Zahir Porter

Wilki Morskie Szczecin
- Position: Shooting guard
- League: PLK

Personal information
- Born: January 11, 2000 (age 26) Bronx, New York, U.S.
- Listed height: 6 ft 6 in (1.98 m)
- Listed weight: 180 lb (82 kg)

Career information
- High school: Our Saviour Lutheran School (Bronx, New York)
- College: New York Institute of Technology (2018–2019); Independence Community College (2019–2020); Weber State University (2020–2023);
- NBA draft: 2023: undrafted
- Playing career: 2023–present

Career history
- 2023–2024: BC Kamza Basket
- 2024: BK Iskra Svit
- 2024–2025: Vitória
- 2025–2026: VEF Rīga
- 2026: Hapoel Galil Elyon
- 2026–present: Wilki Morskie Szczecin

= Zahir Porter =

American basketball player

Zahir Porter (born January 11, 2000) is an American professional basketball player for Wilki Morskie Szczecin of the Polish Basketball League (PLK). He played college basketball for the Weber State Wildcats.

==Early life and high school==
Porter attended Our Saviour Lutheran School in Bronx, NY where he averaged 14.6 points per game as a senior. He played three seasons of varsity basketball.

==College career==
In 2018, Porter committed to New York Institute of Technology. He averaged 12.2 points and 2.9 rebounds per game.

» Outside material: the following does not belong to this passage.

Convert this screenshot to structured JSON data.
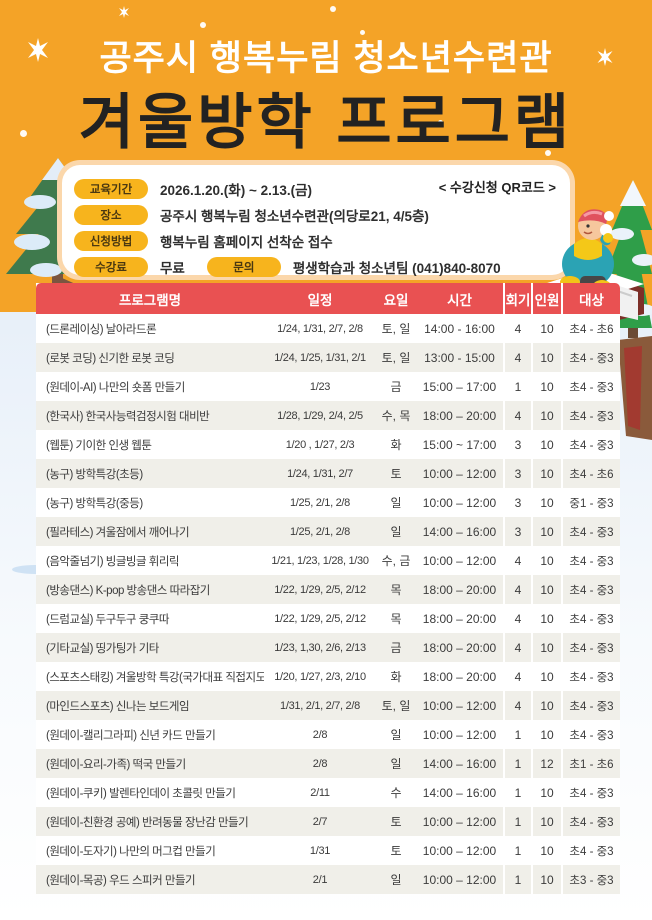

In 2019, Porter transferred to Independence Community College. He averaged 10.1 points and 3 rebounds per game.

In April 2020, Porter transferred to Weber State University.

During the 2020–2021 season, he played in 22 games and started in 21 games. He finished third on the team in scoring at 12 points per game.

During the 2021–2022 season, he played in all 33 games. He averaged 5.8 points.

In his final season, he played in all 33 games as a senior. He averaged 6 points per game.

==Professional career==

===Kamza (2023–2024)===
On October 9, 2023, Porter signed with BC Kamza Basket for the season.

On November 7, 2023, Porter received Hoops Agents Player of the Week award for Round 5. He had 57 points, 4 rebounds and 5 assists for his team's win.

===BK Iskra Svit (2024)===
On August 14, 2024, Porter signed with BK Iskra Svit for the season. On October 24, 2024, Porter left the team after playing in 5 games where he averaged 21.6 points, 3.8 rebounds and 2.8 assists per game.

===Wilki Morskie Szczecin (2026–present)===
On July 15, 2026, he signed with Wilki Morskie Szczecin of the Polish Basketball League (PLK).

==Personal life==
Porter is the son of Erin Porter and Yolanda Roberson. He has two siblings, Zion and Ari.